A lot of the scuttlebutt around the industry over the last couple of weeks has been about transparency and fiscal responsibility. Take for instance, the NCUA’s announcement that it’s cutting back on spending for its examiner education conference in Florida.
Advances in technology have created invaluable savings to provide educational opportunities across all businesses. At the same time, it’s also made education and business less personal. I can’t think of a single company or government agency that isn’t in the people business.
Dealing with other people is exactly what examiners do for a living, so the NCUA bringing them all together in one place is a good thing. When examiners can gather face-to-face to discuss issues they’re having or trends they’re seeing–even if it’s over free donuts or beers–is a good thing for them and for credit unions. It’s not as if the NCUA is bringing everyone to St. Kitts or on an Alaskan cruise as some credit unions regularly participate in.
In fact, credit unions should be excited that the agency is at least trying to address some of the issues that have boiled over during the last few years of financial crisis. Examiners have had extra workloads, taken intense and enormous scrutiny and public criticism for a variety of things, most of them they have no control over. A few credit unions fail for problems that were obvious, so all the examiners get painted with a broad brush. It’s enough to make anyone a bit cranky and defensive when they enter a credit union, not to mention the pressure they must be getting from above stemming from the economic problems and rush of new laws and regulations.
Likewise, credit union executives are experiencing their own problems with compliance burdens, loss of earnings on spread and net worth pressures. Combine both stressed out parties and you’ve mixed a Molotov cocktail. The natural tension between regulator and regulated snaps.
The cliché that a few bad apples spoils the bunch comes to mind. Along that vein, it also brings to the forefront recent reports on credit union CEO compensation that have drawn attention to themselves. Specifically, we reported recently on the retirement compensation of David Maus at PSECU and Grace Mayo’s income as she left Telesis, which have stirred up a hornet’s nest. Maus’ pay made news for the shear dollar amount, but Mayo’s came during a time of very poor financial performance at her credit union.
I am all for individuals making what they feel they deserve, and assuming Maus lives beyond another 10 years, his retirement package will be considerably less than his base compensation. However, I’m also in favor of ensuring the board of directors educates itself regarding best practices in relevant executive compensation packages as well as not rewarding employees for screwing up royally.
Pay for performance is becoming more common among credit unions, which can be positive if it is in line with the credit unions’ strategic goals. The leaders you want to hire are those that want to a good job that they are rewarded for, not those that chase the reward.
One CEO told me last week the tax exemption should go back to the members, not to the CEO. That is true in part, but hiring the right talent to create the best possible returns to the members carries a value, too.
Currently only state-chartered credit unions are required to file a Form 990 with the IRS, which publicly discloses executive compensation packages among other things.

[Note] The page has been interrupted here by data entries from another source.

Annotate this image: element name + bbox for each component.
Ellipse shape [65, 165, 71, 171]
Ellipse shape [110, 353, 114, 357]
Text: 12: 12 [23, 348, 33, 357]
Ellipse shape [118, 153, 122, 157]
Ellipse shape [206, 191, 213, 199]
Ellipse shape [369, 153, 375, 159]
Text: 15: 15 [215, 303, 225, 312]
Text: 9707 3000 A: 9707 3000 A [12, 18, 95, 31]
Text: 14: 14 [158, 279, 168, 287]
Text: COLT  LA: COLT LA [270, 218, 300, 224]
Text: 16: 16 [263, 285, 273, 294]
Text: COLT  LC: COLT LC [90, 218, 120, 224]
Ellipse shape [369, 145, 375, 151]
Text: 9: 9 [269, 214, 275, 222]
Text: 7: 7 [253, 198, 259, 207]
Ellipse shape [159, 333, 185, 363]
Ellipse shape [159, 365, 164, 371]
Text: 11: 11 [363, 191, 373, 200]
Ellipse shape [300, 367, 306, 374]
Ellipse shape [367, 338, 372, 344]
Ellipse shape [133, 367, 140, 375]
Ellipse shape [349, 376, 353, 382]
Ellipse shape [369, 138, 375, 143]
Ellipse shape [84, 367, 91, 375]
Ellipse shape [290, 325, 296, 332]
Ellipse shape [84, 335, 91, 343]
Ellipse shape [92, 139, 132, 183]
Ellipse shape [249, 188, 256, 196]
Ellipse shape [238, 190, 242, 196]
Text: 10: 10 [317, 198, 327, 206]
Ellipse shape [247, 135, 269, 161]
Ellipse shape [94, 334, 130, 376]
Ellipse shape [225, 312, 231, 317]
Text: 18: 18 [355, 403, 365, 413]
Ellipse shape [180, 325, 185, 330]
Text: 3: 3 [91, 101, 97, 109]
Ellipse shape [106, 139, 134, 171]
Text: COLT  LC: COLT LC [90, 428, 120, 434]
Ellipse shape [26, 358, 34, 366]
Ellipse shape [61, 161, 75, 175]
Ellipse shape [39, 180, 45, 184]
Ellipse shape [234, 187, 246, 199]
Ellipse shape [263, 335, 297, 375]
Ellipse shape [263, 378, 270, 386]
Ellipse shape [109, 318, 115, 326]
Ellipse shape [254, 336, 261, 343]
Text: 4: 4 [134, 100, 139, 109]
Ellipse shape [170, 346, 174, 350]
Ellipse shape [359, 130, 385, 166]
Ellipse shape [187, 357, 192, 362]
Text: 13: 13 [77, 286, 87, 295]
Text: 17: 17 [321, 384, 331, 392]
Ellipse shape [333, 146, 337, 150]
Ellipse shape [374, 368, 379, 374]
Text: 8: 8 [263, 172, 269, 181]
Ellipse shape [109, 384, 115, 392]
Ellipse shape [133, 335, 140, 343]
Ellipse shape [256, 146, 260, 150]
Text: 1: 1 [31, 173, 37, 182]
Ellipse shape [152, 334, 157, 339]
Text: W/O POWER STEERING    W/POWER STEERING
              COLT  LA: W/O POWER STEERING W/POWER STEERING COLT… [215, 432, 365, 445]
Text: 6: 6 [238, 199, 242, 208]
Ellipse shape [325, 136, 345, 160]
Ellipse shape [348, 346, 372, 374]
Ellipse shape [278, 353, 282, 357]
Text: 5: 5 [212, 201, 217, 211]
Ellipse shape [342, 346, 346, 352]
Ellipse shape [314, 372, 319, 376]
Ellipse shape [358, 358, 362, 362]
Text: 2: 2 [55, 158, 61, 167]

Federal credit unions should be required to publicly disclose executive compensation information. Yes, some executives will be embarrassed releasing how little or how much they make. Certainly some credit unions aren’t paying their top staff enough by today’s financial industry standards.
Credit union executives are the unfortunate position of filling positions that started out as nonprofessionals. A teachers’ organization would start a credit union and one of the teachers would manage it. Some board members may have been around 40 years ago when that happened. The modern-day credit union is much more sophisticated–particularly so in the last 10 years–and so should their executive compensation packages be.
At the same time, federal credit unions are not-for-profits and should have to disclose executive compensation packages. The NCUA and other financial institution regulators have a proposal out under Dodd-Frank to disclose executive compensation to the respective agencies. While I disagree with the NCUA proposing a lower threshold than the other agencies, transparency is the way the world is moving. Besides credit unions make hay every year over what NCUA executives are paid.